Luca Silvi ha gareggiato con il pilota Christian Foffano su di una Peugeot 208 (gruppo RC4N, classe Rally4), chiudendo al 20° posto di classe, 27° di gruppo e 71° assoluto.

Sfortunato invece Stefano Bruno Franco, che in gara ha affiancato il pilota Fulvio Chiaberto su di una Renault Clio RS Line (gruppo RC5N, classe Rally5). Si sono infatti ritirati nel corso della terza prova speciale.

Rally della Fettunta

Infine, al 44° Rally della Fettunta, che si è corso fra Barberino Val d’Elsa e Tavarnelle Val di Pesa, in provincia di Firenze, ha gareggiato l’equipaggio della Scuderia Andrea Bertoli e Thomas Trombetta, su di una Fiat Seicento Sporting (Gruppo RC6N, Classe A0).

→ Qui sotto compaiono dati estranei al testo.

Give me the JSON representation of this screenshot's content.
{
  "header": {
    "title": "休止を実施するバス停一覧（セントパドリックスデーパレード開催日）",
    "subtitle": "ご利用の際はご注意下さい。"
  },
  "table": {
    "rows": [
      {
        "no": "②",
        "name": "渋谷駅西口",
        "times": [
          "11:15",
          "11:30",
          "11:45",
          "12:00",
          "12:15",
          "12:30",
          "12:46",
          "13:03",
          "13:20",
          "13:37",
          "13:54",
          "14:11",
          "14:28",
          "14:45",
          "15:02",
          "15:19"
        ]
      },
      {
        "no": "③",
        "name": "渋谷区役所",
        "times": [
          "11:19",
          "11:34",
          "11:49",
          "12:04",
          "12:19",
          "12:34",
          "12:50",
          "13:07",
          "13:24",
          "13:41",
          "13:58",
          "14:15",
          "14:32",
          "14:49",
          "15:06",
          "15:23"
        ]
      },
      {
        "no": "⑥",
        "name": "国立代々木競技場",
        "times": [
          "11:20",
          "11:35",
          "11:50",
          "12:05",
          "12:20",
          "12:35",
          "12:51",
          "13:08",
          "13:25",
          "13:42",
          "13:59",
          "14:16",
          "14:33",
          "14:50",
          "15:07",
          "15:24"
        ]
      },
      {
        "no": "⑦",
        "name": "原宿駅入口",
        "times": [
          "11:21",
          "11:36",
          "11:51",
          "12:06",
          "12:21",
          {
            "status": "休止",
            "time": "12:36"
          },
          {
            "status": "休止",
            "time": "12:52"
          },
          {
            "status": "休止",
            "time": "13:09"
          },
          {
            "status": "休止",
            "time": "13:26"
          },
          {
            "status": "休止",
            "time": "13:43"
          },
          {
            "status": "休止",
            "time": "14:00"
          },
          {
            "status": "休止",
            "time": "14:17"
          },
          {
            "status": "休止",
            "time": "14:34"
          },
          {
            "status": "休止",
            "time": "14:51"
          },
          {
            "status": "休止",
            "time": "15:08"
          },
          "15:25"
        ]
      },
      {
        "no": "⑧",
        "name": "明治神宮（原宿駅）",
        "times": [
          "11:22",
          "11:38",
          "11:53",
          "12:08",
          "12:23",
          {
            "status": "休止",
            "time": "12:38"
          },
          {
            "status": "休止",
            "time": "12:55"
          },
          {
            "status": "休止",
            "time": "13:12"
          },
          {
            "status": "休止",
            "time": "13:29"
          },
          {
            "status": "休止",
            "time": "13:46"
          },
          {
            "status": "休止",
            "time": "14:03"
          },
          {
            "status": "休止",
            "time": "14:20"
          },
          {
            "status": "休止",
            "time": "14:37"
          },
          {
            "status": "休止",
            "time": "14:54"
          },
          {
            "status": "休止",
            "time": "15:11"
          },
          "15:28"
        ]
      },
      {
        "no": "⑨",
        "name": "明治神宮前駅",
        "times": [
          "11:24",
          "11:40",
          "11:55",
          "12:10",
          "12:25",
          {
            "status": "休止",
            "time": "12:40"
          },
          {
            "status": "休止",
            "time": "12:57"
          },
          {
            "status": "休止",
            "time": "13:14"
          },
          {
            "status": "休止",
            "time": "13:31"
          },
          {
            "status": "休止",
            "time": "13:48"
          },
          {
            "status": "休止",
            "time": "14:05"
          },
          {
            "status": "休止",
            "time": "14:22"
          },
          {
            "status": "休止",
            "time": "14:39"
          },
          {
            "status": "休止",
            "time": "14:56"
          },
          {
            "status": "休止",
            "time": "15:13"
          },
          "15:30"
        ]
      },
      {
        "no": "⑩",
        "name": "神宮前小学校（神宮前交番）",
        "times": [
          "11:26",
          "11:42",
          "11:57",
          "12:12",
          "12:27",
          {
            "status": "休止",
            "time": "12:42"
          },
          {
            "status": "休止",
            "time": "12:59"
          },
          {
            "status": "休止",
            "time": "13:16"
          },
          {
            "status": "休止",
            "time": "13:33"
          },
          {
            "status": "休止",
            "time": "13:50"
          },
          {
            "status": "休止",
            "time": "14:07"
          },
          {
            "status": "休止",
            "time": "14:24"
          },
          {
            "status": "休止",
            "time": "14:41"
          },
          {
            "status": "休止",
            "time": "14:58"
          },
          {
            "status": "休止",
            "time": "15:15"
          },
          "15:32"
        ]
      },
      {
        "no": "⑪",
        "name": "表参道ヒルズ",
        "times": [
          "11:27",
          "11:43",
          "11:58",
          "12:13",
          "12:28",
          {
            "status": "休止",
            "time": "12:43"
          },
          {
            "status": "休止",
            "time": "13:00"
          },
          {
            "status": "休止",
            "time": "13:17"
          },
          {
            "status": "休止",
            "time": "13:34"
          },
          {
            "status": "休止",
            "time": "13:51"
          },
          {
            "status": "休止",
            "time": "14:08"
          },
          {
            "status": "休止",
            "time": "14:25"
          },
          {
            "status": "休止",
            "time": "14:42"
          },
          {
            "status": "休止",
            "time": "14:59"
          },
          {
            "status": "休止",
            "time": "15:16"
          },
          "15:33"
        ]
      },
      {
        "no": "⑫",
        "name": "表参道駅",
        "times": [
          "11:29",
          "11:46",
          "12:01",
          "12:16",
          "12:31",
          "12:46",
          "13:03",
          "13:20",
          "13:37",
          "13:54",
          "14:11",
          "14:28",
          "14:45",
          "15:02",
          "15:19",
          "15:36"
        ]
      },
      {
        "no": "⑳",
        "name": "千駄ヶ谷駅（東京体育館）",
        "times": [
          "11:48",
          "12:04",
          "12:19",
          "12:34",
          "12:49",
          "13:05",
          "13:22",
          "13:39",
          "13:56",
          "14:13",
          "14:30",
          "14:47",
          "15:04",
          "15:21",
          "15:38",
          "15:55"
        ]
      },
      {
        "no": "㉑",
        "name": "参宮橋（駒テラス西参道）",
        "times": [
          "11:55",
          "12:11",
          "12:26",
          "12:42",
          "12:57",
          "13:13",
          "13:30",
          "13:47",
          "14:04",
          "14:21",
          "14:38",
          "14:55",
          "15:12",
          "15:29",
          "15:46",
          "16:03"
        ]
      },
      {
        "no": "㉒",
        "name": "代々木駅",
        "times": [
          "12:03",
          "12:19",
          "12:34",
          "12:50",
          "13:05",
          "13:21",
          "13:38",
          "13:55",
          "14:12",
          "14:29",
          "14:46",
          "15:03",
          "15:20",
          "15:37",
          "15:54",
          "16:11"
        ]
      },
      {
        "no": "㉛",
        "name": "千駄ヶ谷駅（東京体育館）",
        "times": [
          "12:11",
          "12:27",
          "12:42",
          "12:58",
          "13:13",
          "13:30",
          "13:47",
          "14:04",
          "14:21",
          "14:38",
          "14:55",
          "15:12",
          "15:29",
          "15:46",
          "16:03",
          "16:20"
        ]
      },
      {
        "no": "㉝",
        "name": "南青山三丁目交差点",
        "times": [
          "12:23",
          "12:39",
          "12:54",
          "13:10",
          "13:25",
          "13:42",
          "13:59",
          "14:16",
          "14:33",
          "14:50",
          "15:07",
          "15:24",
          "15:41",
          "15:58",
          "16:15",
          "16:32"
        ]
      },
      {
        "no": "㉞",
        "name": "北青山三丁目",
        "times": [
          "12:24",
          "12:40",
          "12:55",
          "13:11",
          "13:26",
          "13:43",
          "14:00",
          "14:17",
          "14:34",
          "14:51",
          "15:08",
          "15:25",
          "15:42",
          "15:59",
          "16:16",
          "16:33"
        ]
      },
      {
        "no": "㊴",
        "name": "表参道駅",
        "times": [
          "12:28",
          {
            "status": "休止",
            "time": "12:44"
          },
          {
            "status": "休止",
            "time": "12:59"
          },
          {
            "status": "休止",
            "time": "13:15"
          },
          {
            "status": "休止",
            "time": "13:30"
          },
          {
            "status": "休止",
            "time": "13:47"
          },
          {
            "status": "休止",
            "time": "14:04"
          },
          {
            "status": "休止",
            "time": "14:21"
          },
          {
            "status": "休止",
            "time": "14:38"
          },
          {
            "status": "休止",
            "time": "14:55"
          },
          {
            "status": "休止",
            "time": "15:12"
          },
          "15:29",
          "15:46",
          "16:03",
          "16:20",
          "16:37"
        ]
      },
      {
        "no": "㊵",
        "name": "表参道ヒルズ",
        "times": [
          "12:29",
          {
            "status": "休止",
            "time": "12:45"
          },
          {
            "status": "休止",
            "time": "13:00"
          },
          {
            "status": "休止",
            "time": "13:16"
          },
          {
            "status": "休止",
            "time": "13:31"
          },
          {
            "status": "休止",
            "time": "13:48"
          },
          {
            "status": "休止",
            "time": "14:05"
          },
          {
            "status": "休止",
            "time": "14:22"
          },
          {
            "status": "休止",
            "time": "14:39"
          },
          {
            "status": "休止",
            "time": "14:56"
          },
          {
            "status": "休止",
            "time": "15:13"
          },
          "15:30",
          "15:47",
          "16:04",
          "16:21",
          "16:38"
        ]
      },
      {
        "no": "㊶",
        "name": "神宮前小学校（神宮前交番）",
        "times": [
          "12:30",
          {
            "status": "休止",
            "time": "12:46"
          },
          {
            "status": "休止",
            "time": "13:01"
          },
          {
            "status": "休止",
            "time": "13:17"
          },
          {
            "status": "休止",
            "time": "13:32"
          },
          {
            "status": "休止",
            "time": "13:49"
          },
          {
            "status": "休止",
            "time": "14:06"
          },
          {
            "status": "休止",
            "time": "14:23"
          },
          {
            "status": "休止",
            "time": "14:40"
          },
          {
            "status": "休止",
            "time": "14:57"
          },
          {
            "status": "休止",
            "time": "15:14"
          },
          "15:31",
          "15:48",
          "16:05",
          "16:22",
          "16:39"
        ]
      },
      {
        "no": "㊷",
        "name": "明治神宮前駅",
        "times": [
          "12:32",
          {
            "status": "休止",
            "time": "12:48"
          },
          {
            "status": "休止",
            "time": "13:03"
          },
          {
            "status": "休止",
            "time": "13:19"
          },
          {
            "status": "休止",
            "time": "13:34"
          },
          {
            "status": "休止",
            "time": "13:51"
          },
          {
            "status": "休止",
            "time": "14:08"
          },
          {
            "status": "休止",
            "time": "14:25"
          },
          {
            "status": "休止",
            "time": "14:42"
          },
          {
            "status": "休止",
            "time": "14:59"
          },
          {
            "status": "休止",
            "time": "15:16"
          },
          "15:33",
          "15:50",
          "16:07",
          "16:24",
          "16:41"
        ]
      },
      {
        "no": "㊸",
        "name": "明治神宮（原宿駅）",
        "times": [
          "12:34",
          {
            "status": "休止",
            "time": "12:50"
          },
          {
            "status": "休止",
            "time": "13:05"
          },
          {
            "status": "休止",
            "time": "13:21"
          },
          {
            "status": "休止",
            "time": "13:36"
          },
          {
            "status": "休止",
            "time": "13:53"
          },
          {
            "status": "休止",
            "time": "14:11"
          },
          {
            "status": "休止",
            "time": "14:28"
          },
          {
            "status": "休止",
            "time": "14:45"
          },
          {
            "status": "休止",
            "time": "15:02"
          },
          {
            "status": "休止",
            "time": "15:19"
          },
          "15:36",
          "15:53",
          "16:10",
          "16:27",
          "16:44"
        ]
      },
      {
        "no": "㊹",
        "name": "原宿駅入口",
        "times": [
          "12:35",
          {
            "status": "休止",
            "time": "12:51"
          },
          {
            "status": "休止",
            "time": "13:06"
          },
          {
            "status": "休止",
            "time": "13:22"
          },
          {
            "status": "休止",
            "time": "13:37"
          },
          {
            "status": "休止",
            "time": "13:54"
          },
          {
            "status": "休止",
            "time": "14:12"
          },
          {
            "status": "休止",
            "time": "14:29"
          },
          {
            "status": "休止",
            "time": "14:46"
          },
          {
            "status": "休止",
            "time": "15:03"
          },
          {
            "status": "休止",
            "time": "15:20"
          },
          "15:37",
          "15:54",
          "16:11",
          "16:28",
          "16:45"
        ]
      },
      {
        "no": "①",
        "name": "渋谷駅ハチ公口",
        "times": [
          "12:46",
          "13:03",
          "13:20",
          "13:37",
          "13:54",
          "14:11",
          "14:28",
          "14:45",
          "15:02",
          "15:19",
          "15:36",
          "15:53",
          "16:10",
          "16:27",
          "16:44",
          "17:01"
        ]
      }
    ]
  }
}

Anche loro non sono stati fortunati: si sono infatti ritirati nel corso dell’ottava prova speciale della gara, quando erano secondi di classe, terzi di gruppo e trentottesimi assoluti.

 “La nostra stagione si è chiusa qui” ha commentato il “Team Manager” di Biella Corse, Alby Negri. “E’ stata un anno impegnativo e, anche se la sfortuna ci ha colpito più volte, siamo soddisfatti di come è andata. Per il 2024 per il momento non sveliamo nulla … posso solo dire che stiamo definendo “movimenti” molto interessanti a livello nazionale!”.

Rally di Monza

Infine il commento “a bocce ferme” sulla sfortunata partecipazione di Davide Negri e Marco Zegna, lo scorso fine settimana, al Rally di Monza, ultima e decisiva prova del Trofeo N5 Italia.

Com’è noto Negri-Zegna, già vincitori del Trofeo N5 Terra, erano andati a Monza con la più che giustificata ambizione di vincere, con la loro Citroën DS3 (gruppo RC2N, classe N5) preparata dalla “factory” Tecnica Bertino di Casal Cermelli (Alessandria), il titolo assoluto di categoria e la Coppa Aci Sport 4WD; un obbiettivo più che realistico visto che “fra terra e asfalto” aveva spiegato Negri “eravamo quelli che avevano preso più punti di tutti“.

Non è andata così. “La gara era iniziata bene” racconta il pilota biellese “eravamo primi e la macchina che non ci dava alcun problema. Nella seconda prova però, la prima che si correva col buio, a circa un chilometro dal via si è staccato uno dei braccetti che teneva su la fanaliera e così abbiamo fatto tutta la prova con le sole luci di serie, facendo una fatica tremenda”.

Non è stato questo però il guasto che li ha costretti al ritiro. La rottura che li ha messi fuori gara è infatti arrivata al termine della terza prova.

E’ successo che a 500 metri dalla fine della prova successiva si sono improvvisamente spaccati tutti e due i semiasse posteriori! Se ne fosse rotto uno solo, in qualche modo andavamo avanti ma in quella condizione, anche col blocco differenziale, la macchina non si muoveva. Speravamo di poter rientrare il giorno dopo con la formula del “Super Rally” ma niente, avremmo dovuto fare almeno il 70% della tappa e noi, saltando le successive due prove, eravamo fuori di un chilometro e mezzo. Non abbiamo potuto far altro che ritirarci e stare a guardare se i punti che avevamo bastavano a ottenere un risultato. Purtroppo, essendo Monza una gara a coefficiente 4, tutti i finalisti avevano la possibilità di piazzarsi al primo posto, pur non avendo vinto molto durante l’anno. Insomma, è finita che il Trofeo l’abbiamo chiuso al secondo posto assoluto e, per mezzo punto, ci è sfuggito pure il titolo della Coppa 4 Ruote Motrici!”.

E’ proprio vero, la “dea bendata” è cieca ma la sfortuna … ci vede benissimo!